Exosomes are involved in intracellular communication and contain proteins, mRNAs, miRNAs, and signaling molecules. Exosomes were shown to act as neuroinflammatory mediators involved in neurodegenerative diseases including Alzheimer’s disease (AD), Parkinson’s disease (PD), amyotrophic lateral sclerosis (ALS). Brain aging has been associated to increased neuroinflammation. In addition, a decreased extracellular vesicle concentration was observed in aging tissues. The specific mechanisms how exosomes and aging are connected are not known yet.
Researchers from Jena University Hospital have shown that peripheral injection had almost no effect on selected gene expression in the liver. However, exosome injection has led to changes in the specific markers of glial cell activation (CD68, Iba1, GFAP). Interestingly, only injection of exosomes isolated from aged mice induced significant activation of astrocyte cells, as shown by increased GFAP expression.

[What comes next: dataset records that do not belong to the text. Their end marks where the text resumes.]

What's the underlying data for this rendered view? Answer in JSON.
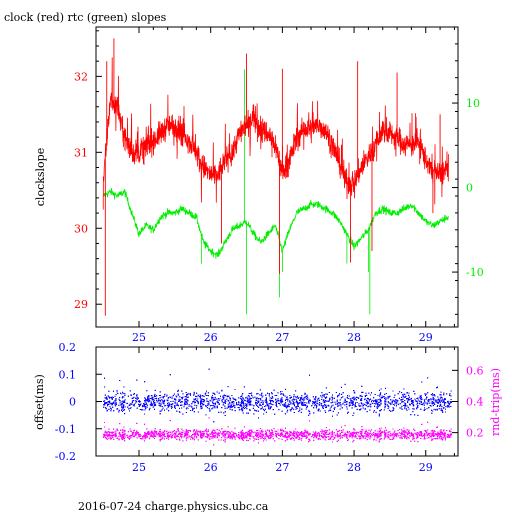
{
  "footer": "2016-07-24 charge.physics.ubc.ca",
  "colors": {
    "clock": "#ff0000",
    "rtc": "#00ee00",
    "offset": "#0000ff",
    "rtt": "#ff00ff",
    "axis": "#000000"
  },
  "chart_data": [
    {
      "type": "line",
      "title": "clock (red) rtc (green) slopes",
      "ylabel_left": "clockslope",
      "xlim": [
        24.4,
        29.45
      ],
      "ylim_left": [
        28.7,
        32.65
      ],
      "ylim_right": [
        -16.5,
        19
      ],
      "x_ticks": [
        25,
        26,
        27,
        28,
        29
      ],
      "y_ticks_left": [
        29,
        30,
        31,
        32
      ],
      "y_ticks_right": [
        -10,
        0,
        10
      ],
      "series": [
        {
          "axis": "left",
          "color": "#ff0000",
          "x": [
            24.5,
            24.6,
            24.7,
            24.8,
            24.9,
            25.0,
            25.1,
            25.2,
            25.3,
            25.4,
            25.5,
            25.6,
            25.7,
            25.8,
            25.9,
            26.0,
            26.1,
            26.2,
            26.3,
            26.4,
            26.5,
            26.6,
            26.7,
            26.8,
            26.9,
            27.0,
            27.1,
            27.2,
            27.3,
            27.4,
            27.5,
            27.6,
            27.7,
            27.8,
            27.9,
            28.0,
            28.1,
            28.2,
            28.3,
            28.4,
            28.5,
            28.6,
            28.7,
            28.8,
            28.9,
            29.0,
            29.1,
            29.2,
            29.3
          ],
          "y": [
            30.6,
            31.7,
            31.6,
            31.2,
            31.0,
            31.0,
            31.1,
            31.15,
            31.25,
            31.35,
            31.35,
            31.3,
            31.15,
            31.0,
            30.8,
            30.7,
            30.7,
            30.9,
            31.0,
            31.25,
            31.35,
            31.5,
            31.3,
            31.25,
            31.1,
            30.75,
            30.9,
            31.2,
            31.3,
            31.3,
            31.35,
            31.3,
            31.1,
            30.85,
            30.6,
            30.6,
            30.8,
            30.95,
            31.1,
            31.3,
            31.25,
            31.2,
            31.1,
            31.1,
            31.15,
            30.9,
            30.75,
            30.7,
            30.8
          ]
        },
        {
          "axis": "right",
          "color": "#00ee00",
          "x": [
            24.5,
            24.6,
            24.7,
            24.8,
            24.9,
            25.0,
            25.1,
            25.2,
            25.3,
            25.4,
            25.5,
            25.6,
            25.7,
            25.8,
            25.9,
            26.0,
            26.1,
            26.2,
            26.3,
            26.4,
            26.5,
            26.6,
            26.7,
            26.8,
            26.9,
            27.0,
            27.1,
            27.2,
            27.3,
            27.4,
            27.5,
            27.6,
            27.7,
            27.8,
            27.9,
            28.0,
            28.1,
            28.2,
            28.3,
            28.4,
            28.5,
            28.6,
            28.7,
            28.8,
            28.9,
            29.0,
            29.1,
            29.2,
            29.3
          ],
          "y": [
            -1,
            -0.5,
            -1,
            -0.5,
            -3,
            -5.5,
            -4.5,
            -5,
            -3.5,
            -3,
            -3,
            -2.5,
            -3,
            -3.5,
            -6.5,
            -7.5,
            -8,
            -6.5,
            -5,
            -4.5,
            -4,
            -5.5,
            -6.5,
            -5.5,
            -4.5,
            -7.5,
            -5,
            -3,
            -2.5,
            -2,
            -2,
            -2.5,
            -3,
            -4,
            -5.5,
            -7,
            -6,
            -5,
            -3,
            -2.5,
            -3,
            -3,
            -2.5,
            -2,
            -3,
            -4,
            -4.5,
            -4,
            -3.5
          ]
        }
      ]
    },
    {
      "type": "scatter",
      "ylabel_left": "offset(ms)",
      "ylabel_right": "rnd-trip(ms)",
      "xlim": [
        24.4,
        29.45
      ],
      "ylim_left": [
        -0.2,
        0.2
      ],
      "ylim_right": [
        0.05,
        0.75
      ],
      "x_ticks": [
        25,
        26,
        27,
        28,
        29
      ],
      "y_ticks_left": [
        -0.2,
        -0.1,
        0,
        0.1,
        0.2
      ],
      "y_ticks_right": [
        0.2,
        0.4,
        0.6
      ],
      "y_tick_labels_left": [
        "-0.2",
        "-0.1",
        "0",
        "0.1",
        "0.2"
      ],
      "y_tick_labels_right": [
        "0.2",
        "0.4",
        "0.6"
      ],
      "series": [
        {
          "name": "offset",
          "axis": "left",
          "color": "#0000ff",
          "x_range": [
            24.5,
            29.35
          ],
          "center": 0.0,
          "spread": 0.05
        },
        {
          "name": "rnd-trip",
          "axis": "right",
          "color": "#ff00ff",
          "x_range": [
            24.5,
            29.35
          ],
          "center": 0.19,
          "spread": 0.045
        }
      ]
    }
  ]
}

Transcription levels of genes GFAP, TGF-β, CD68, Iba1 known to be involved in glial cell function are significantly changing after introduction of peripheral extracellular vesicles. Exosomes were able to pass blood brain barrier and induce glial cell activation. GFAP known to be a specific astrocyte activation marker was significantly higher expressed after injection of old but not young exosomes, indicating a possible role of exosomes in the mechanisms of brain aging.
Uptake of aged exosomes by astrocytes and microglia cells in vitro
Primary mixed glial culture containing astrocytes and microglia was incubated with PKH67-labeled exosomes for 1 h. Cells were stained with anti-Cy5 antibodies against GFAP (astrocytes) or Iba1 (microglia), nuclei was counter-stained with DAPI. Exosomes are taken up by both cell population but co-localization with microglia cells was more frequent.